The negative impact of depression on cognitive functioning is well established, but a new study led by Keele University has found that depression is also associated with poorer perception.
Dr Jim Grange from the School of Psychology—together with Dr Michelle Rydon-Grange from Midlands NHS Trust—has found preliminary evidence that higher levels of depression are associated with poorer perceptual encoding. Perceptual encoding refers to the processes that proceed—and thus enable—accurate identification of stimuli in our environment and are therefore essential for efficient cognitive functioning.
In this research—published in the journal Psychological Medicine—Dr Grange conducted three separate large-scale experiments measuring the magnitude of participants’ depression symptoms and cognitive performance in an attention task.

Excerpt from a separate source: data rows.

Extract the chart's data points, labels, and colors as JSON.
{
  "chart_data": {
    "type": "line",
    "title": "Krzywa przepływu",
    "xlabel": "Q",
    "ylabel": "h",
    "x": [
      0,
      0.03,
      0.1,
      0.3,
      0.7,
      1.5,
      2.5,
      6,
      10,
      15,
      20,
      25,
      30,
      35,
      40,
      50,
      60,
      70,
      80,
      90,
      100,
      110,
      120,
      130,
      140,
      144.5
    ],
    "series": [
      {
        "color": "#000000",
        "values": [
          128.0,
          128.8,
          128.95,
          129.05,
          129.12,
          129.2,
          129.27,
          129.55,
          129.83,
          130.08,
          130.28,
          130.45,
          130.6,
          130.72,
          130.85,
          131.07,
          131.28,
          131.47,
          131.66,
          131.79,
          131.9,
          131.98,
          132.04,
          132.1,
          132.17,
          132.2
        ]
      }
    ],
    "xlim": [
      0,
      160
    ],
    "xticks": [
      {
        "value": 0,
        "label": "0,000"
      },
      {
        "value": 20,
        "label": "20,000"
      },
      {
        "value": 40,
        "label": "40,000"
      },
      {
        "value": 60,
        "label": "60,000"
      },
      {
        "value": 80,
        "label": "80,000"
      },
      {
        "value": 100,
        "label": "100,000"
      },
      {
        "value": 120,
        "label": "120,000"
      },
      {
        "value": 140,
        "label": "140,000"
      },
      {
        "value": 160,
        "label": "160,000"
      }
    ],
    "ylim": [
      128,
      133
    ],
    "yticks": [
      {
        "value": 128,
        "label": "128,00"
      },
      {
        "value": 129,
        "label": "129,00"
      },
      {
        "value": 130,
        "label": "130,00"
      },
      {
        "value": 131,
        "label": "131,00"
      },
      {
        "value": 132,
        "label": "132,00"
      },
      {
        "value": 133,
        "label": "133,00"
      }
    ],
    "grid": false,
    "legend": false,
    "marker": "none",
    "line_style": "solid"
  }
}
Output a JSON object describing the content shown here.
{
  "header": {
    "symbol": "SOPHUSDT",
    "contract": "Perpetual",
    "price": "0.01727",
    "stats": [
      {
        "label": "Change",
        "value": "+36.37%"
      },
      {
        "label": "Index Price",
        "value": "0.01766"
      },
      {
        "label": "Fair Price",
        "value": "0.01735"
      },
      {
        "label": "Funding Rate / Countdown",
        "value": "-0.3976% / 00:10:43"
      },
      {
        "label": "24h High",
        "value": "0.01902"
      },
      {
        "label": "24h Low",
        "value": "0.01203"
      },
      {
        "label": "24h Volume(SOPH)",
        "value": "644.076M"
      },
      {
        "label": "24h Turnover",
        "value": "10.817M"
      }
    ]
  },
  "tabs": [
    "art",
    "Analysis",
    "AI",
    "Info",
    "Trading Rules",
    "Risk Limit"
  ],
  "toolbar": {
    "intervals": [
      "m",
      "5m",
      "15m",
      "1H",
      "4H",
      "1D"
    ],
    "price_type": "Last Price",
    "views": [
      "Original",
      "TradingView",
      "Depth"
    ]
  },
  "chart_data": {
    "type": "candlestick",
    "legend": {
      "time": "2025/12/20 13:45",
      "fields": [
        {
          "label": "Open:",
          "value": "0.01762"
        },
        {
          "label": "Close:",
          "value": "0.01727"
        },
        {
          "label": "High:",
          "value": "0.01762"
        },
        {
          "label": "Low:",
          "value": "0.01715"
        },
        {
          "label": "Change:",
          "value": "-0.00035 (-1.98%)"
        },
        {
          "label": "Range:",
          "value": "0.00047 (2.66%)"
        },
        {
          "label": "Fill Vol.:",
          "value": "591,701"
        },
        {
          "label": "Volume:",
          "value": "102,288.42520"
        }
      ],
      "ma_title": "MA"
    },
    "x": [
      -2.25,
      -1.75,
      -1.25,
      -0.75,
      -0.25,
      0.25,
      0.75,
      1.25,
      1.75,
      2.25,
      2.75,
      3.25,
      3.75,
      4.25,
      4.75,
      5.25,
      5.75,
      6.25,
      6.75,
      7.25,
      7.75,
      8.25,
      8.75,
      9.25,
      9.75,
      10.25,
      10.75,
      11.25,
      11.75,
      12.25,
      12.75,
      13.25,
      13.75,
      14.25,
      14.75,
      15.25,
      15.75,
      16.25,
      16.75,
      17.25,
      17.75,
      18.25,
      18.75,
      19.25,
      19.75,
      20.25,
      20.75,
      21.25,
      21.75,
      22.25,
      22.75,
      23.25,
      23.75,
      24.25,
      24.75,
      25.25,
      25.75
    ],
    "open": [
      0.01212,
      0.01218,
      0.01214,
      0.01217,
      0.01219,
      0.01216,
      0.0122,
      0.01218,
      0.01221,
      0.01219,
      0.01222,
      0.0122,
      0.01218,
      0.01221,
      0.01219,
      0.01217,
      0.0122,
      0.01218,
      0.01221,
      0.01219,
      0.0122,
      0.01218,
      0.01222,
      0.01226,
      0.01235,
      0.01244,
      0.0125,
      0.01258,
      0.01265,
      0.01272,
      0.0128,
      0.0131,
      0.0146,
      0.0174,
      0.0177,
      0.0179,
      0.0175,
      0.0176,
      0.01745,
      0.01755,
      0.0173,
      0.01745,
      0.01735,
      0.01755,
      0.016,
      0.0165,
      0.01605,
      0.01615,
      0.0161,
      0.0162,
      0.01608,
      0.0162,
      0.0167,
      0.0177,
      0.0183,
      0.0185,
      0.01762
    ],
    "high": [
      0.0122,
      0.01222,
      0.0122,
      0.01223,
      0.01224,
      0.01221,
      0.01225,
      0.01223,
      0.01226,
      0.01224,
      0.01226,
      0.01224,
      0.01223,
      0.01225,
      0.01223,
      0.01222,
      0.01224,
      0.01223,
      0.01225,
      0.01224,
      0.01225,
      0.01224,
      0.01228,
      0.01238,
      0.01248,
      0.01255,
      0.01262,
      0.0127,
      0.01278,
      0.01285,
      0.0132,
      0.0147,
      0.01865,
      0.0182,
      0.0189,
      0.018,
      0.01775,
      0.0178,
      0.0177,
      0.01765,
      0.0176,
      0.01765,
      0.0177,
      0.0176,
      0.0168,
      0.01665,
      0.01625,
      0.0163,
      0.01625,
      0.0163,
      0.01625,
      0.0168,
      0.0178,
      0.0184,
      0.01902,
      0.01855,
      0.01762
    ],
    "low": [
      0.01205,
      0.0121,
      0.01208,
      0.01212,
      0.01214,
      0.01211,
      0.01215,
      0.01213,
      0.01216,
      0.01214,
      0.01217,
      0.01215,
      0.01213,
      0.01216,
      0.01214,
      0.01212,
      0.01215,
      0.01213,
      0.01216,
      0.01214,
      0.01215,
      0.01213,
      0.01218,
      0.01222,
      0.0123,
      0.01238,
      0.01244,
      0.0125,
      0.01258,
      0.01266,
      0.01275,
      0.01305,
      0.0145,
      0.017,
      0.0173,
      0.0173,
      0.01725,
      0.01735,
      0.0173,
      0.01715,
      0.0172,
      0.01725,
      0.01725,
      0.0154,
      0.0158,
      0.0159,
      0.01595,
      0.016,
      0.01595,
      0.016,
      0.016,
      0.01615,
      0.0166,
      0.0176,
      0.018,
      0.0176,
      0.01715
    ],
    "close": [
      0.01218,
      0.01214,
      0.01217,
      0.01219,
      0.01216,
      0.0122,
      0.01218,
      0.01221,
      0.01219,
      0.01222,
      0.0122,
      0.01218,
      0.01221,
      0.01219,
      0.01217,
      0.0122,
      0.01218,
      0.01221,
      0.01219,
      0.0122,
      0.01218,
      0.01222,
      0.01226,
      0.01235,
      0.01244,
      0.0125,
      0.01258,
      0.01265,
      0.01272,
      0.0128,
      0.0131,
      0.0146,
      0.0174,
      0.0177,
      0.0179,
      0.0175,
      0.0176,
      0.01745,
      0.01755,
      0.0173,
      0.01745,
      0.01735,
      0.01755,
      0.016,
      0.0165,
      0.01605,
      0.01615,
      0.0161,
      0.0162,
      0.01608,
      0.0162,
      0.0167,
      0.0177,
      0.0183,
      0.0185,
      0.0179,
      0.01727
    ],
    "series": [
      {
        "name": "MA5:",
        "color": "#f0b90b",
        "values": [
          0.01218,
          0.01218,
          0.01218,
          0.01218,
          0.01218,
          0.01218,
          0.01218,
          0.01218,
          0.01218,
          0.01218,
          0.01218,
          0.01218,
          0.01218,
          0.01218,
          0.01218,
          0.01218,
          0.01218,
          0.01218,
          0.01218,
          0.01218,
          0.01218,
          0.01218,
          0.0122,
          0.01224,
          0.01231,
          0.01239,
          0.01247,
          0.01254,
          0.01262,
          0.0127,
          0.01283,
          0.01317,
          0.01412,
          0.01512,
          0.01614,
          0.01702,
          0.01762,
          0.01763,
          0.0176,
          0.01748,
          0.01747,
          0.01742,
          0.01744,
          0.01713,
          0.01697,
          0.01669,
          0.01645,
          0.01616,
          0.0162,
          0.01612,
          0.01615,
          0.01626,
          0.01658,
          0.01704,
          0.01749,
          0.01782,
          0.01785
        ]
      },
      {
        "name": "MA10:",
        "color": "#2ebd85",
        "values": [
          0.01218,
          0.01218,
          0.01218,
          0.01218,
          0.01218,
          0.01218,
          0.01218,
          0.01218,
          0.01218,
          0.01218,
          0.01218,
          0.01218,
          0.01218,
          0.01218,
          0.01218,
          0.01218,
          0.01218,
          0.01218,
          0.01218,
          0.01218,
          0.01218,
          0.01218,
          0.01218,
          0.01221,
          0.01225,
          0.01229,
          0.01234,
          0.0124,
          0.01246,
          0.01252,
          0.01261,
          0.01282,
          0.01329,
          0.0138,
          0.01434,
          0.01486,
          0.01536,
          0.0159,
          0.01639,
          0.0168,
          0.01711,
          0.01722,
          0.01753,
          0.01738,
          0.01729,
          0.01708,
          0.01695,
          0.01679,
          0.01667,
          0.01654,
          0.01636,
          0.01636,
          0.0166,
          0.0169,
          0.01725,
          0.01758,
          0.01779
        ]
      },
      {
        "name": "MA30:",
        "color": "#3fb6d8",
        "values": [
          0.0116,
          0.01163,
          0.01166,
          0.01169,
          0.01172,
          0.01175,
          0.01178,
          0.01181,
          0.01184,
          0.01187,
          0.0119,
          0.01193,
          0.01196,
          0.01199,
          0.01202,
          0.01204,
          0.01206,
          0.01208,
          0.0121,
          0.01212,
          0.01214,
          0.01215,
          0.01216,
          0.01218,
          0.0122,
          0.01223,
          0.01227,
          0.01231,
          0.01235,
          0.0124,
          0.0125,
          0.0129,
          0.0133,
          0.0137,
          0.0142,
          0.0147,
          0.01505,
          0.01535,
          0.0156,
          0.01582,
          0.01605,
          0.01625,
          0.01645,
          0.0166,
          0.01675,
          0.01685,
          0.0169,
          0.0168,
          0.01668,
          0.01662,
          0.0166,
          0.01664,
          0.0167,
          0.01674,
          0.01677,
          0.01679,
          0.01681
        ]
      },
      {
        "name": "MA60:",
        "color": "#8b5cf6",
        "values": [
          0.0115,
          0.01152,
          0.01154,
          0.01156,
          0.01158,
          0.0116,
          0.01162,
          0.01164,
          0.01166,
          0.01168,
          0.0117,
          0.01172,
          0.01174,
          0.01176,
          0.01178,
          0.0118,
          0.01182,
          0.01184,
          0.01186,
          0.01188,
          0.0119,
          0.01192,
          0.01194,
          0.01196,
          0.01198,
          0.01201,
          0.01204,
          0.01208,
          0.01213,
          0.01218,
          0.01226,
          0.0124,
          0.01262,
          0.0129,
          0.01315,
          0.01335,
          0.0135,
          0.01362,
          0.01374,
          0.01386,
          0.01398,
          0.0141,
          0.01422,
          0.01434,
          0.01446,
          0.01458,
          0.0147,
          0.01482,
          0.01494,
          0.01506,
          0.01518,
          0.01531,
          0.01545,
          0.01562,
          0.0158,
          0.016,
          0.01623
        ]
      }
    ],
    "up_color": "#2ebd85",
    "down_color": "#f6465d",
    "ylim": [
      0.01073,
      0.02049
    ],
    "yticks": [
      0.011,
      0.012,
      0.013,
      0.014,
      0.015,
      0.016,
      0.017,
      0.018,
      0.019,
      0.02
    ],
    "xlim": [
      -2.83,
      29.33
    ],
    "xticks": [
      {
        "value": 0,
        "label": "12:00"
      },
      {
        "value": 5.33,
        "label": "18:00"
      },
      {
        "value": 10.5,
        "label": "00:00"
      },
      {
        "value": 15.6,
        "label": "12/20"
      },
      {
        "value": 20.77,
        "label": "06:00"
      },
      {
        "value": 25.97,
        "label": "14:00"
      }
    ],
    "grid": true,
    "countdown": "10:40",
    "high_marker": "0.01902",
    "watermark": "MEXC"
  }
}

The attention task measured participants’ abilities to focus on task-relevant stimuli while ignoring irrelevant stimuli. Such visual selective attention is essential in everyday life; searching for a friend in a bar, for example, requires selective attention to ignore all the distracting information in your environment and select on relevant information to act on. Applying computational modelling to participant performance on the attention task allowed Dr Grange to isolate which component of visual selective attention was associated with depression symptoms.
The findings—replicated across all three experiments—indicated that a component of the model that measures a participants’ perceptual encoding strength was consistently negatively associated with measures of depression symptoms: the more severe their depressive symptoms were, the worse their perceptual encoding was.
Dr Grange said that these findings have implications for a new—broader—hypothesis that the cognitive deficits typically found in depressed populations could instead be problems that are made worse by perceptual deficits, adding that further research is now needed to investigate this.
Dr Grange said: “Although this work is preliminary, it offers an intriguing explanation of poorer cognitive performance in those with depression. Some degree of caution is required, as our results so far are correlational in nature; we cannot yet be sure that depression causes perceptual deficits, just that the two factors are associated. Our work is now focussing on exploringn this “perceptual deficit” hypothesis in more detail, with the aim of understanding more deeply how perception and cognition interact in depression.”